Kevin asked: Can we attach a horizontal flag to the rear of the bike to keep motor vehicles away? I put a 3 foot long, 1/8th inch wooden dowel with an orange pendant attached to my rear rack, sticking out to my left, and am wondering if that is legal in Florida. Cars sure keep their distance when passing me as there is no longer any question how far three feet away from me is. Prior to this on the same routes I would frequently get “bumped” from cars going by.

Answer

This is the only statute that I can find that might have some applicability.

s. 316.510Projecting Loads on Passenger Vehicles

No passenger type vehicle shall be operated on any highway with any load carried thereon extending beyond the fenders on the left side of the vehicle or extending more than 6 inches beyond the line of the fenders on the right side thereof.

It doesn’t seem to be specific enough to your question, since what you are describing is not a necessarily projecting load, and your vehicle may not have the fenders specified in the statute.

I believe it is intended to prevent such cases as the driver leaving the hardware store with the 2X4’s sticking out the window and presenting a hazard to passing vehicles and pedestrians, or the landscaping trailer with tools hanging from the sides.

Many bicycles are as wide or wider than what you describe.
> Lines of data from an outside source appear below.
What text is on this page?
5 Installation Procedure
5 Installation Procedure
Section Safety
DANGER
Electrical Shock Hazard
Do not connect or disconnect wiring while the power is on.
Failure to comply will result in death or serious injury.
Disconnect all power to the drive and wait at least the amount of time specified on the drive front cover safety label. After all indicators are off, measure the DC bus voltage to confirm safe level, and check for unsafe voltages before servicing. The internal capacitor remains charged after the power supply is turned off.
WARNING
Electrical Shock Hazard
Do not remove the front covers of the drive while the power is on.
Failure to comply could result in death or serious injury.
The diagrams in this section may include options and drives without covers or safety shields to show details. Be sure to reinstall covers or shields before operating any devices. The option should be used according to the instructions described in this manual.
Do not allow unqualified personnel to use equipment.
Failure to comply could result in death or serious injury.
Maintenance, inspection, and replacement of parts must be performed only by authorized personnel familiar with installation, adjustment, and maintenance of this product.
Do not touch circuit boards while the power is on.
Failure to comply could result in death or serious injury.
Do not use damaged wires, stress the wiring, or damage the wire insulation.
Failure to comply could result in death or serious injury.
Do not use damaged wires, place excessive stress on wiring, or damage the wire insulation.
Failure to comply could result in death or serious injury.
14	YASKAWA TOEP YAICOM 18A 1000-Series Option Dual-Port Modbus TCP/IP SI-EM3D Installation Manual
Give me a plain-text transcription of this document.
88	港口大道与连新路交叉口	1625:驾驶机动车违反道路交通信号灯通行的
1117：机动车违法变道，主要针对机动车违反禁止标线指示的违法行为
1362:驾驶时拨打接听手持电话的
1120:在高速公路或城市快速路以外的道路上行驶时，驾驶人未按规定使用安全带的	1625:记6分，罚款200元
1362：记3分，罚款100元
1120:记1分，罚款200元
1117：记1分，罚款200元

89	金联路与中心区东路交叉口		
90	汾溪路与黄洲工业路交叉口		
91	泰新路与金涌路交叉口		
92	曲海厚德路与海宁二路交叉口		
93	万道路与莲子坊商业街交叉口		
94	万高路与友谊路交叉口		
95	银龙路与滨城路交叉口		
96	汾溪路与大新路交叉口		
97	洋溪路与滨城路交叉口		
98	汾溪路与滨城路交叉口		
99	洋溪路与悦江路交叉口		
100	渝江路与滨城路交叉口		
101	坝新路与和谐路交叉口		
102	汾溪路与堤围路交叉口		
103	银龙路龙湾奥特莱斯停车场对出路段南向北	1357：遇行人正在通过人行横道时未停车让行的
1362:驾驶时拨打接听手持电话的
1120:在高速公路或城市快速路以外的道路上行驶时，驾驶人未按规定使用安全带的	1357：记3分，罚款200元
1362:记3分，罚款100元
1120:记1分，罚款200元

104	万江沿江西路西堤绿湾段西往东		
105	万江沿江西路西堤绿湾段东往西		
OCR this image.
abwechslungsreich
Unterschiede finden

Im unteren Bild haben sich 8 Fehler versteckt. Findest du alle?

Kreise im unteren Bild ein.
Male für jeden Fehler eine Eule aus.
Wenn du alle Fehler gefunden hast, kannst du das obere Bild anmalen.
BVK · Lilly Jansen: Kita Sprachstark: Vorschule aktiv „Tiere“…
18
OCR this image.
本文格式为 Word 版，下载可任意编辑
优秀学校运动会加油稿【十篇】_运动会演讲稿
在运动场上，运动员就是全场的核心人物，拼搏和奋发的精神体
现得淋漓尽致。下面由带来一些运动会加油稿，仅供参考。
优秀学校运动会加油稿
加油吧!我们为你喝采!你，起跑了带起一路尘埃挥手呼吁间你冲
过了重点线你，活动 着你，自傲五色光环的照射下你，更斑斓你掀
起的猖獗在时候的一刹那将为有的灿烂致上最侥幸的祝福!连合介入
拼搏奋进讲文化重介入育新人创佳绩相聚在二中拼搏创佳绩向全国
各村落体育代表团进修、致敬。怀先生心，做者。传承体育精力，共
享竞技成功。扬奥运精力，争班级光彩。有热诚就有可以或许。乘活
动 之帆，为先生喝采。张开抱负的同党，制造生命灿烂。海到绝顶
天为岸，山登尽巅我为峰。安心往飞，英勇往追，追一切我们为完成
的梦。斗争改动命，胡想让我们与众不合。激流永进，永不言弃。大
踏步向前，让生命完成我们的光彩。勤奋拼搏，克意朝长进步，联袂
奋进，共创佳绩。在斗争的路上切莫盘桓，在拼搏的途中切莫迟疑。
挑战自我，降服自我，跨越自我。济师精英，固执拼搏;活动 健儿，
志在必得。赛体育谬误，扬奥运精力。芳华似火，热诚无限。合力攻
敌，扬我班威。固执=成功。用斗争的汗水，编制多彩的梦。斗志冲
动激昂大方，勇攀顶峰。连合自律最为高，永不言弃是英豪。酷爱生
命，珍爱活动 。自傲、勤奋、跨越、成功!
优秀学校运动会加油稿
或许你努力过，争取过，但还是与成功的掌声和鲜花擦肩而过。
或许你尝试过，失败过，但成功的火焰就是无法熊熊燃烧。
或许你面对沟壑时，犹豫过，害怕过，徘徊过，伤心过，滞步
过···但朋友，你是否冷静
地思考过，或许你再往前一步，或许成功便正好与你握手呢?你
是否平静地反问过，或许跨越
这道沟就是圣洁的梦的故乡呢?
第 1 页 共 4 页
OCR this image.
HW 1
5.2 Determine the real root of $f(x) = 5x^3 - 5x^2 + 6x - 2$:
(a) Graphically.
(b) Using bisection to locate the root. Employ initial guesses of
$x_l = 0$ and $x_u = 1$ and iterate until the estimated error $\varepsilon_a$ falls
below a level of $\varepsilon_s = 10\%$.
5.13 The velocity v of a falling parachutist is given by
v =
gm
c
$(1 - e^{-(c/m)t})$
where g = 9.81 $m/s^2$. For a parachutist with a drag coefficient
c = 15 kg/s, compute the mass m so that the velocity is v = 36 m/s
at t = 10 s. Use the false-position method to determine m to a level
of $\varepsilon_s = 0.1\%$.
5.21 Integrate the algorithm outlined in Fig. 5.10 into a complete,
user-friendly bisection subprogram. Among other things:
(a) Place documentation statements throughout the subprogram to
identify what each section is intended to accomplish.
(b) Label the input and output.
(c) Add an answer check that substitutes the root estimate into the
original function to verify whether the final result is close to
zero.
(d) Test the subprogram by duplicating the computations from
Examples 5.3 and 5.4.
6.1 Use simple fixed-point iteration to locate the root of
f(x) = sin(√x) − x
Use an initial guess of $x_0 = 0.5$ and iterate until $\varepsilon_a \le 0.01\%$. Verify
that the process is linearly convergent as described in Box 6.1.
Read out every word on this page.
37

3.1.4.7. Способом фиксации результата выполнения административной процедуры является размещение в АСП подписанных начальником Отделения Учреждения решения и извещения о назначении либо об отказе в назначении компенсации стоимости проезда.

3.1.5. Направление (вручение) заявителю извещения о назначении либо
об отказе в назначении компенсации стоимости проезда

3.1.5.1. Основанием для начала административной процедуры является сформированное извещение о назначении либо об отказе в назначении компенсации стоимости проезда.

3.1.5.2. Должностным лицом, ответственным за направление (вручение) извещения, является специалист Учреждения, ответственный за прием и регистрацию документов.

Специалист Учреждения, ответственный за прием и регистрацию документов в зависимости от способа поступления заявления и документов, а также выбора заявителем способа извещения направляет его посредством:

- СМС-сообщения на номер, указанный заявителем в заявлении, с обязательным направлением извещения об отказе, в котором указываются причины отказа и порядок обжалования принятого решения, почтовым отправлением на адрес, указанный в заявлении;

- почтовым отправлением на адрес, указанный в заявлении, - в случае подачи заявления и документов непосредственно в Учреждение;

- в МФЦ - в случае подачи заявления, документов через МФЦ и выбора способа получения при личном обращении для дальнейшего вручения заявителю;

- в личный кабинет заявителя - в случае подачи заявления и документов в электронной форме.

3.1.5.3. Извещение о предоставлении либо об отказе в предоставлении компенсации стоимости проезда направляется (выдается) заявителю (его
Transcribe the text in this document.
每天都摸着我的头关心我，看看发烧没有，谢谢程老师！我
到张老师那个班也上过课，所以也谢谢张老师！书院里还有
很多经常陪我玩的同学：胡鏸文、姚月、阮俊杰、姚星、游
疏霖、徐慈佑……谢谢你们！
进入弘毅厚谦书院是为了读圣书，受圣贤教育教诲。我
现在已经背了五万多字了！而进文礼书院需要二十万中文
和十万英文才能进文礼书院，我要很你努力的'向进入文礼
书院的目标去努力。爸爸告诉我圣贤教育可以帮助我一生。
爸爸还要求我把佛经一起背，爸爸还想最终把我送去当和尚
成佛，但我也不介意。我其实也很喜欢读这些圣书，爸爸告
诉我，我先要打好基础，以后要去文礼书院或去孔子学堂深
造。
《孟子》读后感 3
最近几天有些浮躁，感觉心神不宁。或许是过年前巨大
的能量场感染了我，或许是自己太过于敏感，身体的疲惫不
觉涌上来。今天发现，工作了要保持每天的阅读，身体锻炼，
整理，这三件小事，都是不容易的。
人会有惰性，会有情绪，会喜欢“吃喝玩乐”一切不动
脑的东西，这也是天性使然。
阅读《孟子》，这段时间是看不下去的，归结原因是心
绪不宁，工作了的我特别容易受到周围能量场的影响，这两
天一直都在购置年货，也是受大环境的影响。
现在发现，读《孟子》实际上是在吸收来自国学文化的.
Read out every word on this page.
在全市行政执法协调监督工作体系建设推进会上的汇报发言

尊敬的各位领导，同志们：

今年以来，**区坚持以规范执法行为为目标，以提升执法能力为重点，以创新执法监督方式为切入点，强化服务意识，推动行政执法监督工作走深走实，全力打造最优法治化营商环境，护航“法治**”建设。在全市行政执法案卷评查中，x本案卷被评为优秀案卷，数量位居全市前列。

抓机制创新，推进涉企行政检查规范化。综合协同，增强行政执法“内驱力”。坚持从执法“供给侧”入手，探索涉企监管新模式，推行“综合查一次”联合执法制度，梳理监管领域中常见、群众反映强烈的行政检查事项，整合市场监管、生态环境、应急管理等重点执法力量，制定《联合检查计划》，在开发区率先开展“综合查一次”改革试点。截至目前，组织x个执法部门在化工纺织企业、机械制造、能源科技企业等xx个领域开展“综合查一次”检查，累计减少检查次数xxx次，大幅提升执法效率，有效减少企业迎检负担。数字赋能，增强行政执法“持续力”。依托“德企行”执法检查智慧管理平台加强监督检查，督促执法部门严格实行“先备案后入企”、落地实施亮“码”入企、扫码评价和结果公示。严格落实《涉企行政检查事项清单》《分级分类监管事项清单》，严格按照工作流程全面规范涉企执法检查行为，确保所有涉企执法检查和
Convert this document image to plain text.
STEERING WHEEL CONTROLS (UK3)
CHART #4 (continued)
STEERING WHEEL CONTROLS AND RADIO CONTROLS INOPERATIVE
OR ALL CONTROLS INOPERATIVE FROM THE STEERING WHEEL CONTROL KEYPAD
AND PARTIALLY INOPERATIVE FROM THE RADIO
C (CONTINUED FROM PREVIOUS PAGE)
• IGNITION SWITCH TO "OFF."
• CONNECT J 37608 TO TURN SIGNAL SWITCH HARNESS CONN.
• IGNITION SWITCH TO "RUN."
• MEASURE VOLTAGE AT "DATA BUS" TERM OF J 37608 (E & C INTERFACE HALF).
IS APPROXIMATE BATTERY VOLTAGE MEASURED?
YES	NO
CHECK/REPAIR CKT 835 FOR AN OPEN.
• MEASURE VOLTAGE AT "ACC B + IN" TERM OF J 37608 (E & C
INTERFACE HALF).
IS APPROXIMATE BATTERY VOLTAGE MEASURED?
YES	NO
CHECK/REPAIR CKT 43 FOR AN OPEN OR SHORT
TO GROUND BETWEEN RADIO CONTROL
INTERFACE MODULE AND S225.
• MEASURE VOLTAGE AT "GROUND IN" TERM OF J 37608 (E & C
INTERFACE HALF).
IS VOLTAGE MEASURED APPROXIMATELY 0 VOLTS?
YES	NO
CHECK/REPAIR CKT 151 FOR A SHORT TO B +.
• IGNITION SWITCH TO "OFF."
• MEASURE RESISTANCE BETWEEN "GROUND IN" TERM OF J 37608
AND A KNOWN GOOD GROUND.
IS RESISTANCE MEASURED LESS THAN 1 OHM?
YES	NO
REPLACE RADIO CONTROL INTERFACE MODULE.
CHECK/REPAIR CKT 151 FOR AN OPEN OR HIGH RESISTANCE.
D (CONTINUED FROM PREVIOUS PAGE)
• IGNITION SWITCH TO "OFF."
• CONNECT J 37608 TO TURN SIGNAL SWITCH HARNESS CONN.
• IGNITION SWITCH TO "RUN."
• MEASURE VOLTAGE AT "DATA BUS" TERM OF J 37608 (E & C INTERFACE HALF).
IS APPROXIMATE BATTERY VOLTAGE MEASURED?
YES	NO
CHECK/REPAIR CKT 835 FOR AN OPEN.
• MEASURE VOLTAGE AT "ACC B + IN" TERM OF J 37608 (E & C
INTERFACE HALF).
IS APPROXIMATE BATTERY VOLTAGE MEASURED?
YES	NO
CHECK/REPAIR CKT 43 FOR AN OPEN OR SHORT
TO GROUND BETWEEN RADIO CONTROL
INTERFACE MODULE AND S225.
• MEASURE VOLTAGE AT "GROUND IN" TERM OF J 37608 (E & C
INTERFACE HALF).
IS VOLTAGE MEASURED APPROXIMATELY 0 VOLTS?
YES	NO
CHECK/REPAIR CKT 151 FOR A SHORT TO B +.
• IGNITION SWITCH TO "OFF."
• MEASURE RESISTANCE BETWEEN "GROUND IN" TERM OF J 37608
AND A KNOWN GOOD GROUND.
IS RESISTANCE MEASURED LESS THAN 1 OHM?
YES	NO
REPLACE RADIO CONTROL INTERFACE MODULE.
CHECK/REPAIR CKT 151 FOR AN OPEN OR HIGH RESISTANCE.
A three-wheeler or recumbent trike for example, but without an object projecting out from the vehicle itself.

Posted in Ask Geo, Bicycle Equipment Tagged with: ,
One comment on “Wide Load Bike?
  1. Dwight Kingsbury says:

    A potential disadvantage is that, if the bike is ever used on a shared-use path, or taken to a retail mall, public library, school, playground, or other destination where pedestrians are likely to be present in areas the bike might be ridden (access lanes, walkways, bike parking areas, etc.), or is even walked on a sidewalk, the extending wooden dowel would become a potential hazard (e.g., it might be about the height of a little kid’s eyeballs) and would need to be removed before any such use. Any damage or injury the cyclist might cause to a vehicle or to a person by passing the vehicle or person too closely on the right would probably be deemed to be the fault of the cyclist.